Mehr als 200 Einleger wurden in ähnlicher Weise blockiert, als ihre Gesundheitskennzahlen rot wurden, wie Mitglieder einer WeChat-Gruppe berichteten.

Es konnte nicht festgestellt werden, ob die Änderung des Codes dazu diente, die Demonstranten zu blockieren, oder ob es dafür einen anderen Grund gab, aber drei Einzahler sagten Reuters, dass sie Personen kennen, die sich für eine Reise nach Henan angemeldet hatten, die nicht mit den eingefrorenen Fonds in Verbindung standen und deren Codes nicht rot wurden.

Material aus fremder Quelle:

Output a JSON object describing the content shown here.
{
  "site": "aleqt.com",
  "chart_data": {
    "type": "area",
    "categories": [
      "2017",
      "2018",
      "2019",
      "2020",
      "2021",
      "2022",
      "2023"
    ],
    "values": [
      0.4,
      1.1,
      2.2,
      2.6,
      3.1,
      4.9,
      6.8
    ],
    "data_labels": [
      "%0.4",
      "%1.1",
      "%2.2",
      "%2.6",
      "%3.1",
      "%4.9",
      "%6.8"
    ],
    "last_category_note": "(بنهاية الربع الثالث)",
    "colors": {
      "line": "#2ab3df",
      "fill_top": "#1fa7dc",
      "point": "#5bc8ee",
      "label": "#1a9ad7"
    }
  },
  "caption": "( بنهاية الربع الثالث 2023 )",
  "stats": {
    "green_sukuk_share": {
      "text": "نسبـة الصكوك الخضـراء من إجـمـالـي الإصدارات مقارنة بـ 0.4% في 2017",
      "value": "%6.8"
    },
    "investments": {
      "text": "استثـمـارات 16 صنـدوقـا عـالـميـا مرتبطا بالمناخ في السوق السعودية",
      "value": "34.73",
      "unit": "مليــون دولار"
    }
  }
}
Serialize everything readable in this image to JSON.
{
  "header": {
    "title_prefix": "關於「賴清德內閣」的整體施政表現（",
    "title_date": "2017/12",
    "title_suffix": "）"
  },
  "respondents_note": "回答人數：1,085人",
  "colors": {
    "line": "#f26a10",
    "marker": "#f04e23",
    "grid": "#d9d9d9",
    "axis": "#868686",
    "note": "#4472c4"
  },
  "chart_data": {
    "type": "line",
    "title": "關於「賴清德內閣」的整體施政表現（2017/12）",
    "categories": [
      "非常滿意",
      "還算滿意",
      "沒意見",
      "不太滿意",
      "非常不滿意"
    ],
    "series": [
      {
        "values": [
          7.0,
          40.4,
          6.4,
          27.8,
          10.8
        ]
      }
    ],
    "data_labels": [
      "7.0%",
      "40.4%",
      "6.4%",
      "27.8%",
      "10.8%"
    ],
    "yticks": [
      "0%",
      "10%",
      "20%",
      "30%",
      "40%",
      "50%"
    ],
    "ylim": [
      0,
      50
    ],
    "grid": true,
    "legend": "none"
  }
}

Die Yu Zhou Xin Min Sheng Village Bank, die Shangcai Huimin Country Bank und die Zhecheng Huanghuai Community Bank froren die Einlagen am 18. April ein, wobei alle drei Banken ihren Kunden mitteilten, dass sie ihre internen Systeme aufrüsten würden.

Liu, der aus Angst vor staatlichen Konsequenzen seinen vollen Namen nicht nennen wollte, sagte, dass sein Kind möglicherweise nicht zur Schule gehen kann, wenn sein Code nicht bald wieder auf grün zurückgesetzt wird. „Ich kann nichts tun, ich kann nirgendwo hingehen. Man wird behandelt, als sei man ein Krimineller. Das verstößt gegen meine Menschenrechte“, sagte Liu.

Wang Qiong, die in der zentral gelegenen Stadt Wuhan lebt, stellte fest, dass ihr Gesundheitscode rot geworden war, nachdem sie sich am 11. Juni für eine Reise nach Henan angemeldet hatte.„Die Polizei hatte meine Identitätsdaten vom letzten Mal, als ich im April protestieren wollte“, sagte Wang, die nach eigenen Angaben den Zugriff auf 2,3 Millionen Yuan (341.550 Dollar) verloren hat.

Andere Einzahler berichteten Reuters, dass sie mit dem Zug und dem Auto nach Zhengzhou gelangen konnten, aber ihre Codes wurden rot, sobald sie die städtischen Gesundheitscodes scannten.